At least 10% of our male users and 9% of female visual users won't recognise red as an attractive highlight. Without coding, non-visual users may miss that they have been given focus on an error at all? Accessibility lore directs us, "Not to use colour alone" to communicate anything.
Highlighting is required, yes. But not red text? Perhaps we could create something more attractive and maybe add an indicator to confirm which interaction the error or instruction refers to? It's only CSS, after all!
Or, if red really is the color de jour:
I believe red text is similar to using all Caps, it SHOUTS AT YOU: a good telling off. It is NOT MY FAULT that the form design did not make clear what I was to do. It's not my error - it's the enterprise's error! You deal with it: not our user. Then again, up to 19% of the population may not see red as a highlight? That may need more work?
Accessibility and usability
Form design should follow accessibility and usability best practices. UX and UI designers and our developers and engineers must be HTML, accessibility, and usability aware. It is my experience when reviewing digital products that this not always the case. You may consider that your forms should:
- Use a conversational tone and not be an interrogation
- Ask for only service-essential inputs
- Not appear or be too "difficult"
- Be organised logically and semantically (using forms, fieldsets, and legends)

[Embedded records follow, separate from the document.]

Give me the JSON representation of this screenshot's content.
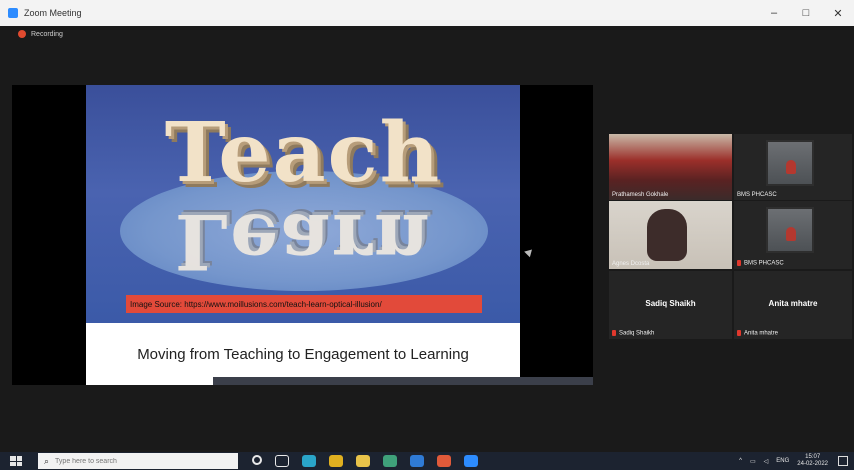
{
  "window": {
    "title": "Zoom Meeting",
    "controls": [
      "–",
      "□",
      "✕"
    ]
  },
  "recording": {
    "label": "Recording"
  },
  "shared_slide": {
    "word_top": "Teach",
    "word_bottom": "Learn",
    "source": "Image Source: https://www.moillusions.com/teach-learn-optical-illusion/",
    "caption": "Moving from Teaching to Engagement to Learning"
  },
  "participants": [
    {
      "label": "Prathamesh Gokhale",
      "type": "video-crowd"
    },
    {
      "label": "BMS PHCASC",
      "type": "video-room"
    },
    {
      "label": "Agnes Dcosta",
      "type": "video-face",
      "active": true
    },
    {
      "label": "BMS PHCASC",
      "type": "video-room",
      "muted": true
    },
    {
      "display_name": "Sadiq Shaikh",
      "label": "Sadiq Shaikh",
      "muted": true
    },
    {
      "display_name": "Anita mhatre",
      "label": "Anita mhatre",
      "muted": true
    }
  ],
  "taskbar": {
    "search_placeholder": "Type here to search",
    "apps": [
      {
        "name": "circle-icon",
        "color": "#e8e8e8"
      },
      {
        "name": "task-view-icon",
        "color": "#e8e8e8"
      },
      {
        "name": "edge-icon",
        "color": "#2aa5c9"
      },
      {
        "name": "chrome-icon",
        "color": "#e0b020"
      },
      {
        "name": "file-explorer-icon",
        "color": "#e8c34a"
      },
      {
        "name": "app-icon-1",
        "color": "#3fa17a"
      },
      {
        "name": "app-icon-2",
        "color": "#2f7bd6"
      },
      {
        "name": "app-icon-3",
        "color": "#e05a3a"
      },
      {
        "name": "zoom-icon",
        "color": "#2d8cff"
      }
    ],
    "tray": {
      "language": "ENG",
      "time": "15:07",
      "date": "24-02-2022"
    }
  },
  "colors": {
    "title_bar": "#f3f3f3",
    "meeting_bg": "#1a1a1a",
    "taskbar_bg": "#1c2330",
    "active_speaker_border": "#c9e86b",
    "recording_dot": "#e04a2f"
  }
}
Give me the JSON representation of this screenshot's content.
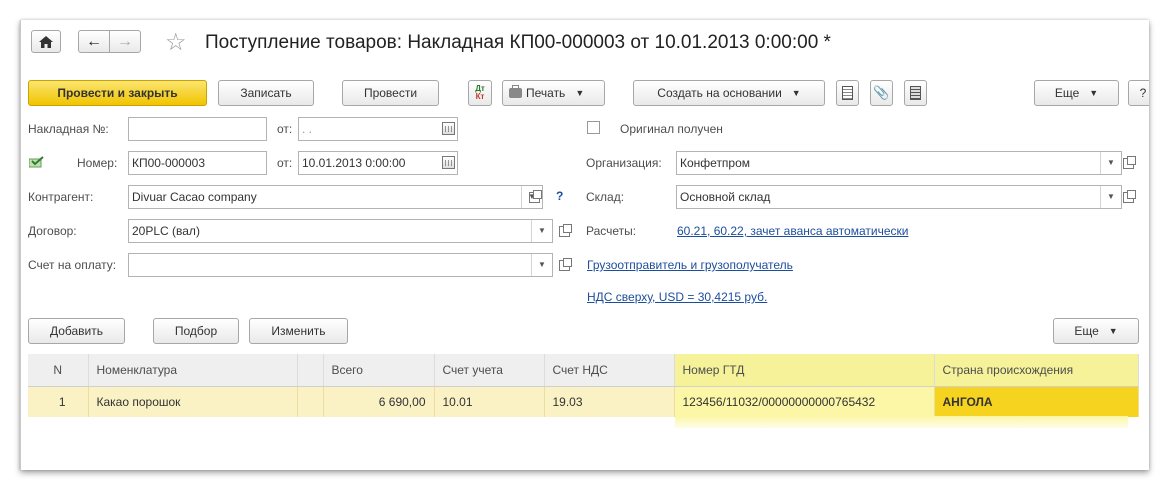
{
  "window": {
    "title": "Поступление товаров: Накладная КП00-000003 от 10.01.2013 0:00:00 *"
  },
  "toolbar": {
    "post_close": "Провести и закрыть",
    "save": "Записать",
    "post": "Провести",
    "print": "Печать",
    "create_based": "Создать на основании",
    "more": "Еще",
    "help": "?"
  },
  "form": {
    "invoice_no_label": "Накладная №:",
    "invoice_no_value": "",
    "from_label": "от:",
    "invoice_date_value": " .  .",
    "number_label": "Номер:",
    "number_value": "КП00-000003",
    "date_value": "10.01.2013  0:00:00",
    "counterparty_label": "Контрагент:",
    "counterparty_value": "Divuar Cacao company",
    "question": "?",
    "contract_label": "Договор:",
    "contract_value": "20PLC (вал)",
    "payment_label": "Счет на оплату:",
    "payment_value": "",
    "original_label": "Оригинал получен",
    "org_label": "Организация:",
    "org_value": "Конфетпром",
    "warehouse_label": "Склад:",
    "warehouse_value": "Основной склад",
    "settlements_label": "Расчеты:",
    "settlements_link": "60.21, 60.22, зачет аванса автоматически",
    "shipper_link": "Грузоотправитель и грузополучатель",
    "vat_link": "НДС сверху, USD = 30,4215 руб."
  },
  "table_toolbar": {
    "add": "Добавить",
    "pick": "Подбор",
    "change": "Изменить",
    "more": "Еще"
  },
  "table": {
    "columns": [
      "N",
      "Номенклатура",
      "",
      "Всего",
      "Счет учета",
      "Счет НДС",
      "Номер ГТД",
      "Страна происхождения"
    ],
    "rows": [
      [
        "1",
        "Какао порошок",
        "",
        "6 690,00",
        "10.01",
        "19.03",
        "123456/11032/00000000000765432",
        "АНГОЛА"
      ]
    ]
  },
  "colors": {
    "accent": "#f1c400",
    "link": "#1c4e9c",
    "row": "#faf2c4",
    "highlight": "#f6f29a"
  }
}
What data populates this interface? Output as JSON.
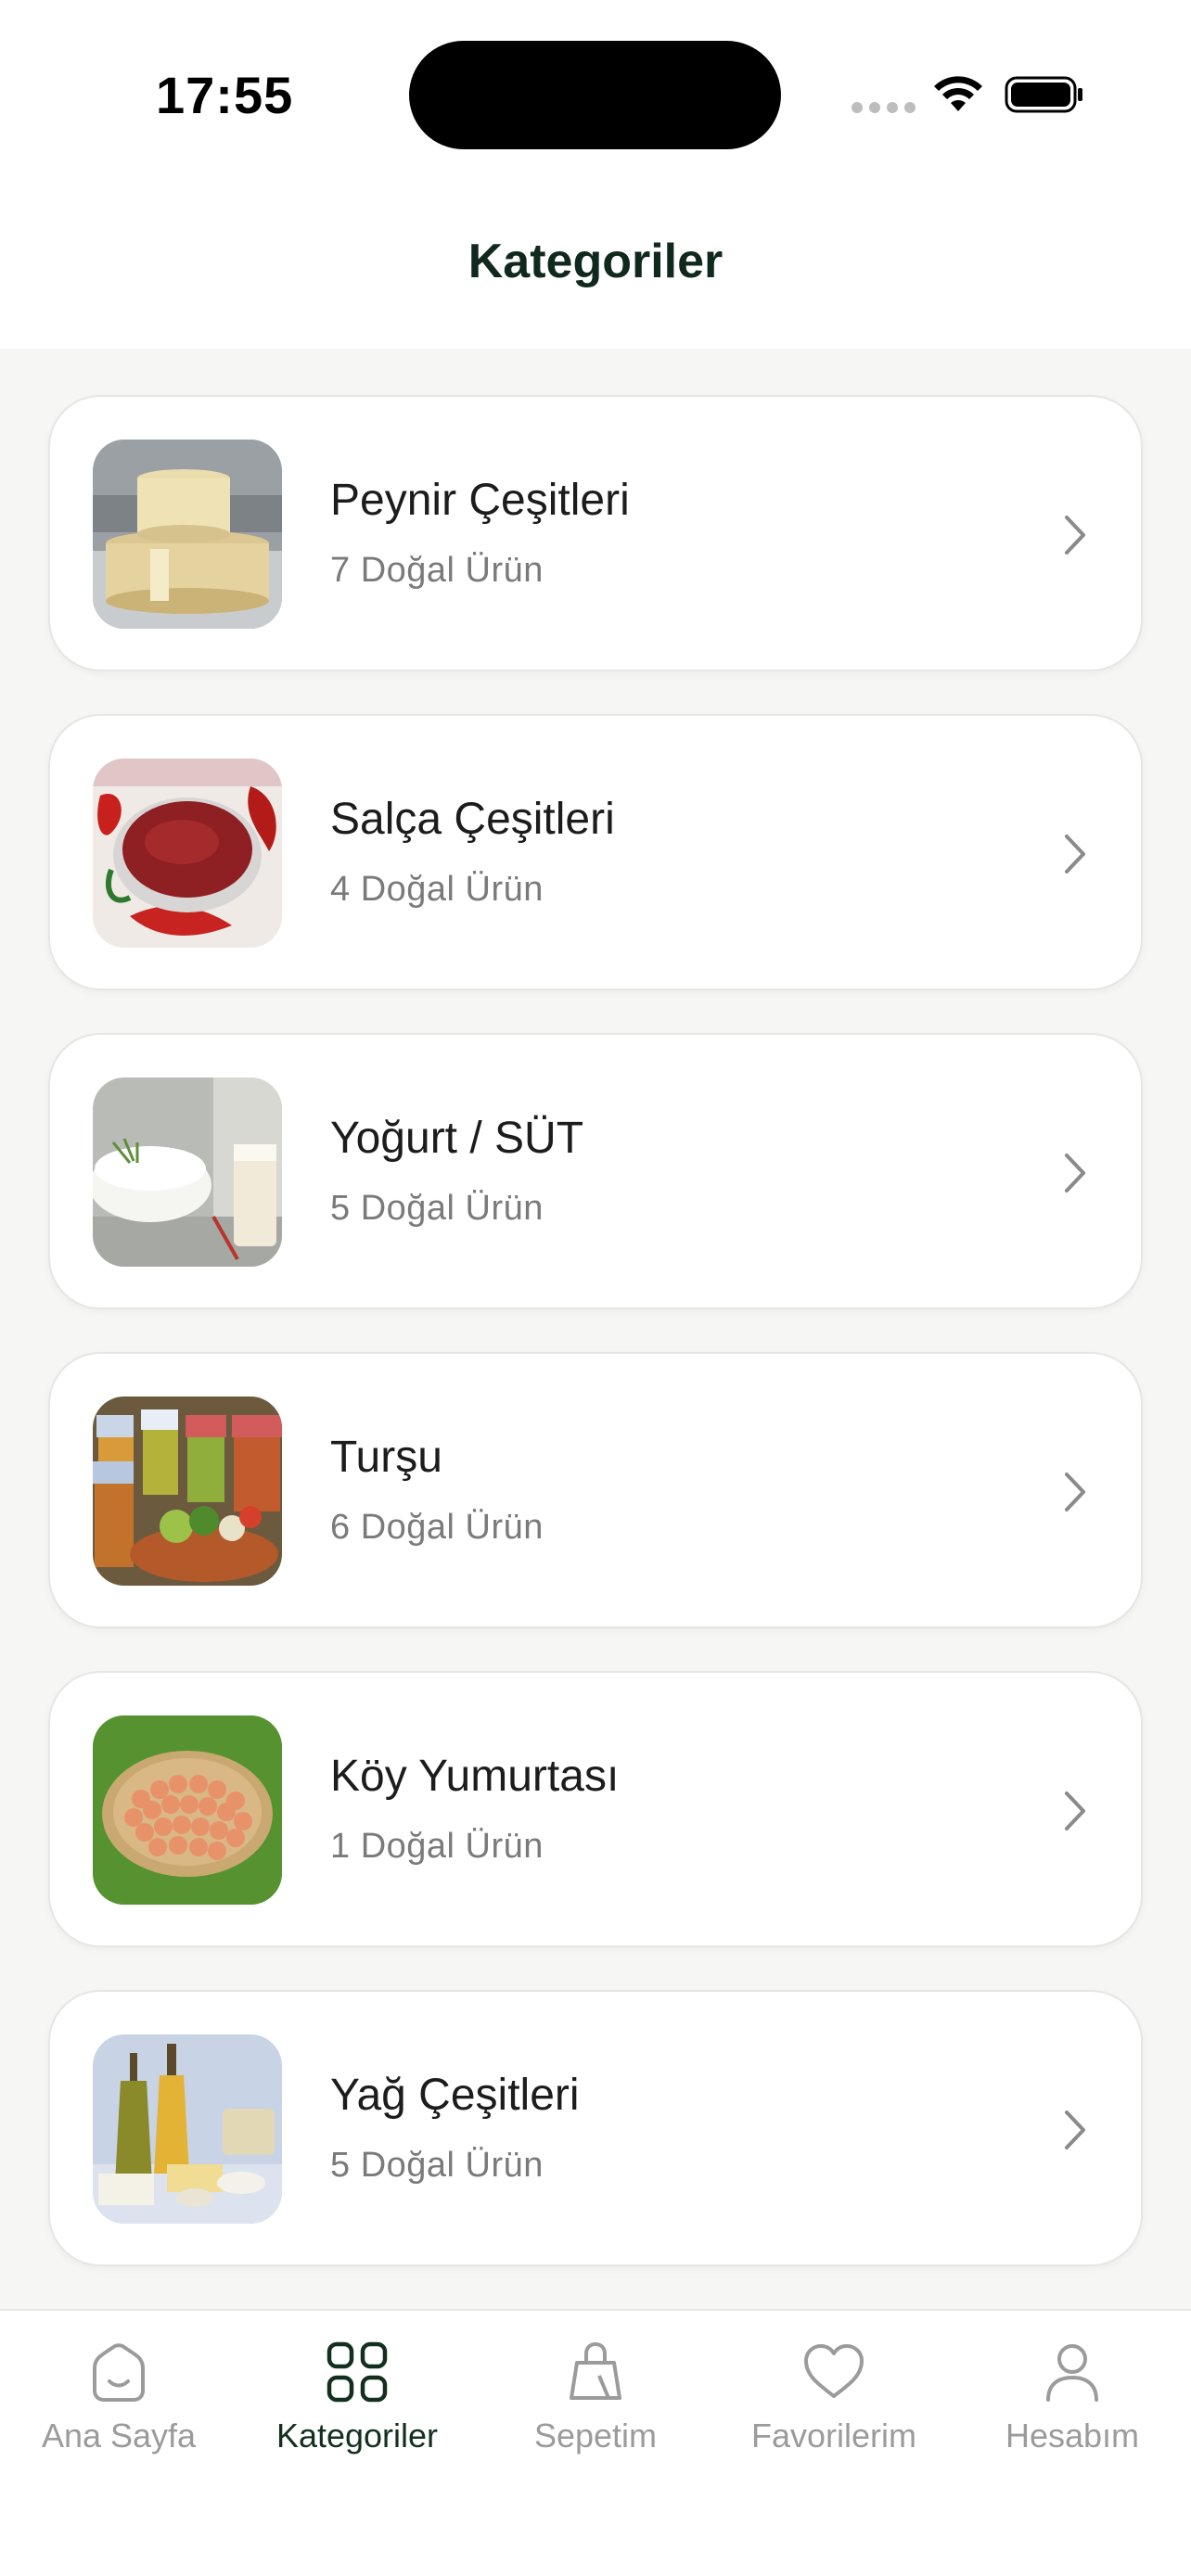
{
  "status_bar": {
    "time": "17:55"
  },
  "header": {
    "title": "Kategoriler"
  },
  "categories": [
    {
      "name": "Peynir Çeşitleri",
      "count": "7 Doğal Ürün",
      "image_icon": "cheese-image"
    },
    {
      "name": "Salça Çeşitleri",
      "count": "4 Doğal Ürün",
      "image_icon": "tomato-paste-image"
    },
    {
      "name": "Yoğurt / SÜT",
      "count": "5 Doğal Ürün",
      "image_icon": "yogurt-milk-image"
    },
    {
      "name": "Turşu",
      "count": "6 Doğal Ürün",
      "image_icon": "pickle-jars-image"
    },
    {
      "name": "Köy Yumurtası",
      "count": "1 Doğal Ürün",
      "image_icon": "eggs-basket-image"
    },
    {
      "name": "Yağ Çeşitleri",
      "count": "5 Doğal Ürün",
      "image_icon": "oils-butter-image"
    }
  ],
  "tab_bar": {
    "active": "Kategoriler",
    "active_color": "#13301f",
    "inactive_color": "#9b9b9b",
    "tabs": [
      {
        "label": "Ana Sayfa",
        "icon": "home-icon"
      },
      {
        "label": "Kategoriler",
        "icon": "grid-icon"
      },
      {
        "label": "Sepetim",
        "icon": "shopping-bag-icon"
      },
      {
        "label": "Favorilerim",
        "icon": "heart-icon"
      },
      {
        "label": "Hesabım",
        "icon": "user-icon"
      }
    ]
  }
}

- Using semantic markup and/or a tab-index, allow users to navigate the form using keyboard controls
- Break stages across navigable pages if lengthy and display progress and what is still to do
- Have Required and Optional inputs made clear
- Use the approriate input types
- Explain data rules upfront
- Give all inputs a label indicated by the "for" attribute
- Allow for voice activated browser agents where possible
- Contain "Smart Defaults" where possible to reduce "errors"
- Validate data in-line
- Demonstrate "correctly" completed fields
- Present error messaging proximal to the failed input
- Have a programatically assigned "Submit" button, a "Reset" button, and give feedback when each is clicked
- Display a progress meter after "Submit" if calculations delay feedback
- Enable an "escape" strategy such as an, "Are you sure you want to do this?" message.
- Enable an "escape" strategy such as "on-release" so our user can change their mind about pressing buttons.
Note: this list is for your information and is not exclusive or exhaustive. Positive experiences come only with design and programatic knowledge and effort combined with an understanding of your users' needs and goals.
As with most UI, it depends. The user experience of your forms depends on the strengths of your designer, the clarity of the task, and the needs and wants of your users.
There are a wide variety of inputs available to designers. With still-sketchy browser compatibility, we can also look to building our own searchable tables to help improve cognitive and motor loads as well as to boost usability and accessibility to take our forms from frustrating to delightful.